Gli insulti a Laura Boldrini e le rane e i rospi della volgarità

Gli insulti a Laura Boldrini e le rane e i rospi della volgarità

lauraboldrini

di MARIA FRANCO

Gli insulti a Laura Boldrini – non parlo di “critiche”, quelle (che ciascuno condivida o meno) fanno parte della dialettica democratica: sono legittime sempre, e, in taluni casi, non sono solo un diritto ma un dovere dei cittadini consapevoli nei confronti di chi li rappresenta – gli insulti a Laura Boldrini, per la sguaiataggine sessista di cui sono intrise dovrebbero costituire il momento del “Basta” da parte di tutti coloro che non vogliono vivere in un clima di volgarità crescente.

Non è certo la prima volta che insulti pesanti sono caduti addosso a donne con posizioni di qualche rilievo nella sfera pubblica, politica, culturale o sociale che fosse, e ci sono state anche manifestazioni di fortissimo impatto, in particolare quella che vide in piazza, l’11 febbraio 2011, centinaia di migliaia di donne di età, condizioni sociali, ideologie diverse.

Ma è il momento che quel “Basta” vada ripetuto e la riflessione coinvolga un po’ tutti.

Uno. Questo è un paese con una grave e non sufficientemente analizzata “questione maschile”. Troppi maschi sembrano crescere/essere cresciuti senza diventare “uomini”. Tanto deboli nel senso di sé e della relazione con il genere “altro”, da guardare alle donne come pezzi di carne da usare: con un disprezzo che, in fondo in fondo, è disprezzo di se stessi.

Due. Come è possibile che donne che non hanno ancora mezzo secolo e che, come tali, sono cresciute in un clima culturale che parlava di “liberazione” tanto da considerare quelle che puntavano “solo” all’ “emancipazione” delle “inferiori”, abbiano prodotto ragazzotti che si dilettano in un linguaggio da stupro permanente? Avranno delle sorelle, questi ragazzotti? Avranno delle fidanzate? Che tipo di ragazze sono?

Tre. Perché, al di là delle proteste di questa o quest’altra persona e/o associazione, non si è ancora mai prodotta un’azione di forza vera, evitando l’acquisto di prodotti reclamizzati da donne e ragazzine discinte, in atteggiamenti che invitano a pensieri postribolari?
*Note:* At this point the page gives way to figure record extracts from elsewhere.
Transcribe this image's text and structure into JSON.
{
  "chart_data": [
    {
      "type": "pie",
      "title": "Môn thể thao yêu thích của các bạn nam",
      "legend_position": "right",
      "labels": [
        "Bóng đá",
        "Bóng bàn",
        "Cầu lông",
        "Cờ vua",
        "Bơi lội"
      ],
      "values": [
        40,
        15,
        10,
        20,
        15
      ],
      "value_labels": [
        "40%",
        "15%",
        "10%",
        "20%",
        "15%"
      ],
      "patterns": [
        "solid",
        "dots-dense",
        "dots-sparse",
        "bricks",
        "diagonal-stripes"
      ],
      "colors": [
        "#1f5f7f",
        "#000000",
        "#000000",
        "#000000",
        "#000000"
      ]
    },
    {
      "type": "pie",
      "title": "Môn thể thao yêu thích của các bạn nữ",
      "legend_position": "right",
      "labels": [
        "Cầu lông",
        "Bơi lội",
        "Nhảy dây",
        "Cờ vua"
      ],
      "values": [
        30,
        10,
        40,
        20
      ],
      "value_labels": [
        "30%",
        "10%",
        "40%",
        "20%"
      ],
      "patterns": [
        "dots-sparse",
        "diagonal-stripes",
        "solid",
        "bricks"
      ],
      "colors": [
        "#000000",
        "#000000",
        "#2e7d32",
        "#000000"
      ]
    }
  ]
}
Quattro. Le donne di indubbia intelligenza che continuano a “promuoversi” in piazze pubbliche come fb, postando immagini che vogliono essere “provocatorie” fanno una deliberata “scelta di libertà” (il corpo è mio e lo gestisco come voglio) o continuano, inconsapevolmente o meno, a sottoporre la valutazione di sé allo sguardo maschile (di un certo genere di maschi, beninteso)?
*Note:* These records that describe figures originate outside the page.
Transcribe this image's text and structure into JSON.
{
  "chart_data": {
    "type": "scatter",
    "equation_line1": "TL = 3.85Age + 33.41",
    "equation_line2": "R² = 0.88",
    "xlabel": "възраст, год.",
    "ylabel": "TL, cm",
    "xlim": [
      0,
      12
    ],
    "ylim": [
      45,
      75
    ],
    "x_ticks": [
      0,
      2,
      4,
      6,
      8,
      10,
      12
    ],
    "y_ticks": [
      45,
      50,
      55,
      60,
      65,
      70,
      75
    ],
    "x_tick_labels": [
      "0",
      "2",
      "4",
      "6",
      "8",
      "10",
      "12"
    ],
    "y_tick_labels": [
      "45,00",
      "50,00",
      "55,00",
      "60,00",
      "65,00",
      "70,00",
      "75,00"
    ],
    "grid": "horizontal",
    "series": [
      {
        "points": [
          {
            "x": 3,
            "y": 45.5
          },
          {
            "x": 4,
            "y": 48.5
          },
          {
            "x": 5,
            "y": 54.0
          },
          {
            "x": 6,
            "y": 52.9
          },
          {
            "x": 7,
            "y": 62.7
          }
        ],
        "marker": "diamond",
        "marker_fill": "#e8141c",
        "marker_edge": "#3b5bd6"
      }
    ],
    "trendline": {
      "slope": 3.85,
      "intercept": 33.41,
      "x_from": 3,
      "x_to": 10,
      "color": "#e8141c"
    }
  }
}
Cinque. C’è stato, a Reggio, il caso della ragazzina, su cui ha scritto un bellissimo pezzo Antonio Calabrò. Ma chi ha figli piccoli, figli ragazzi (figlie piccole, figlie ragazzine) non ha voglia di farsi sentire contro tutta la spazzatura delle idee, delle parole in cui i loro bambini – così tanto curati nel cibo, nei vestiti, ecc. ecc. – stanno crescendo?
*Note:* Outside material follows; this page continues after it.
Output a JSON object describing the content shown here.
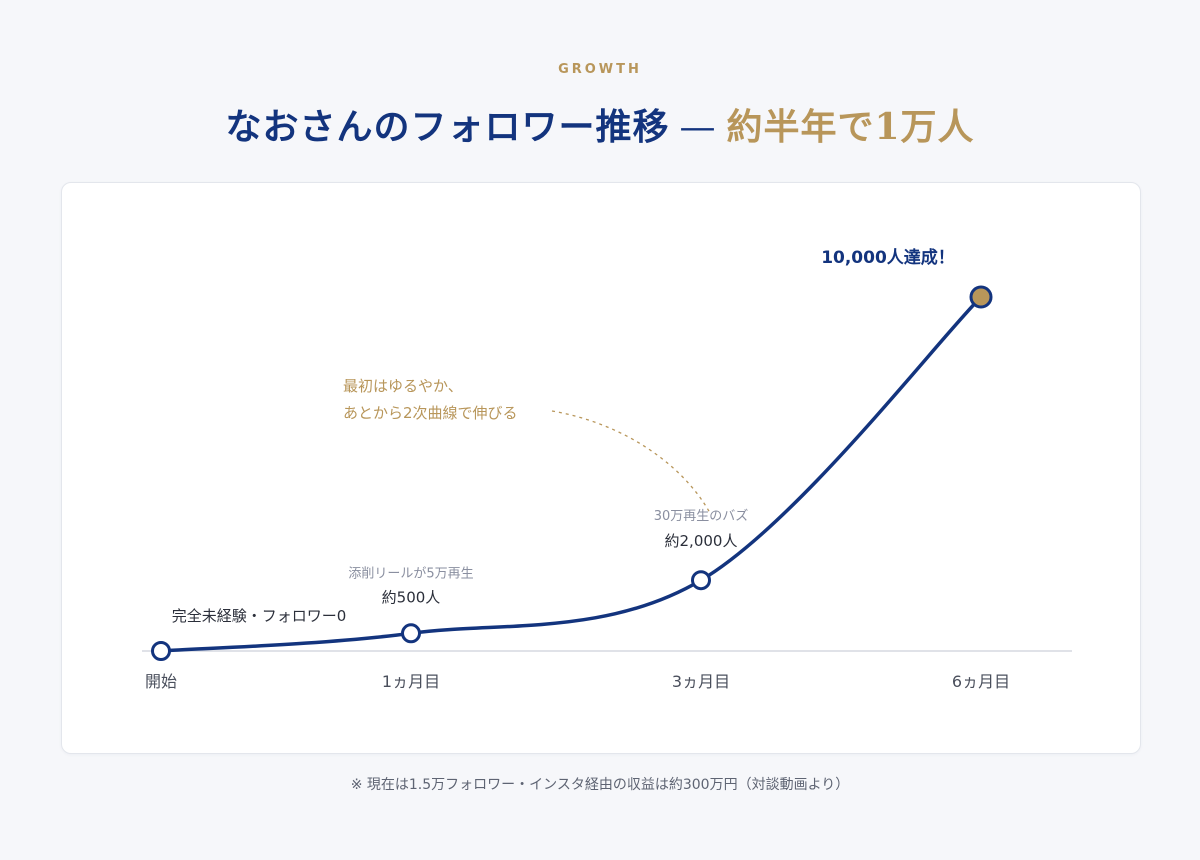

Insomma: la democrazia – bene enorme; mai bisogna dimenticare che non siamo riusciti a produrre niente di meglio nei trenta e passa secoli che abbiamo alle spalle – è condannata alla volgarità? E il web - dove, potenzialmente, tutti possono raggiungere tutti - deve essere acritica cassa di risonanza delle rane e dei rospi vomitati dalle cattive delle favole antiche?